The main campus at Austin features a Combined Heat and Power (CHP) plant with a total capacity of 134 MW of power and 1.2 million lb/hr of steam generation capacity. The single largest electrical load on campus is the cooling system, with the capacity to provide 60,600 tonnes of refrigeration to the campus. Does the cooling system run at full capacity to date?
Eight years ago, our cooling systems were running at full capacity, but not at present. Though it may sound like a bad thing, it is not. Plants are one aspect, but what’s even more essential is having a good distribution system. If you don’t have the right size of piping to support the load of the building, it’s not going to work. Even though our system is large, it is all looped, hence it does not matter which system and plant are running. With the help of a central control, I can access all five plants. We are soon getting to the point, where one plant will be located 10 miles away and can be monitored remotely, without the need for people.
You mentioned that the power plant’s new equipment is more efficient. Could you elaborate on how technology, when combined with a control system, helps deliver on efficiency?
I think the challenge is that most people don’t know what they can do with technology. What we’re trying to do is to set the gold standard. We work with a company, who created a control system for us. In addition to the system, we use Variable Frequency Drive (VFD) systems to control the chillers, water pumps and the chilled water pumps and the tower fans, and it is all in one integrated system. What it does is it makes all simultaneous decisions. It uses its own networks after considering all the options, it shows the least number of equipment I need to run to make the tonne. We have evolved, and the plant we implemented this with was a brand new one. Now, the system has evolved from just controlling a plant to also managing distribution and multiple plants at the same time. We have learnt a lot during the journey. The plants are also monitored independently from Seattle, so if there’s something wrong, the operators there will call my operators.
What role does cost play? Is it an overruling factor in opting for energy-efficient solutions?

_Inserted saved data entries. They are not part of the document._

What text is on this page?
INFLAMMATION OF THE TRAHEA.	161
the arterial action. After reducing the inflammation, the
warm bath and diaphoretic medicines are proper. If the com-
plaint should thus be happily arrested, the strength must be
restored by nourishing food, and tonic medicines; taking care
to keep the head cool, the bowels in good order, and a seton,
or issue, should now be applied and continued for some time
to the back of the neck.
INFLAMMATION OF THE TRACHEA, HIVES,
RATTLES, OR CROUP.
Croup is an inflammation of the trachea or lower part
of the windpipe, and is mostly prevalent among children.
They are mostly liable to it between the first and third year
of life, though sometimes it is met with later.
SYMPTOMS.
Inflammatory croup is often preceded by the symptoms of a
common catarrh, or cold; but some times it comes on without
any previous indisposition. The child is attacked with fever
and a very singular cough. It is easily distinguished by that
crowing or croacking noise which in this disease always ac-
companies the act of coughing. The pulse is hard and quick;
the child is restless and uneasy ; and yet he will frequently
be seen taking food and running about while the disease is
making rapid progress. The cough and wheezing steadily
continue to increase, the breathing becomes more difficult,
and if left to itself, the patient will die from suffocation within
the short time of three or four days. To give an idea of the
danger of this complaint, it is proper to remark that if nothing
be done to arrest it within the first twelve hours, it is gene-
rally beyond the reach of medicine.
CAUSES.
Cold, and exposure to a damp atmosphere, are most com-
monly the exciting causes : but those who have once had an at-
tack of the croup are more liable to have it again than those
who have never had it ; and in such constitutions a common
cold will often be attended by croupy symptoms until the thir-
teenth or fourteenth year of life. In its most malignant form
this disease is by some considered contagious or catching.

When it comes to capex and opex, it is a balancing act. At the campus, we finance ourselves and are moving into a process, where we are picky when it comes to designs for our plants and buildings. We also analyse lifecycle costs, and typically, the cost of a building is one-eighth of the lifetime cost of a building. This means that the operational cost is eight times more than the cost of a building; hence, you want to build it right, but you also want to be able to operate it right. Here is where the mistake lies. Very often, campuses and commercial buildings are looked at with a maximum lifecycle cost of 3-10 years, when we think 100 years. Another important aspect is to have specific design standards for buildings.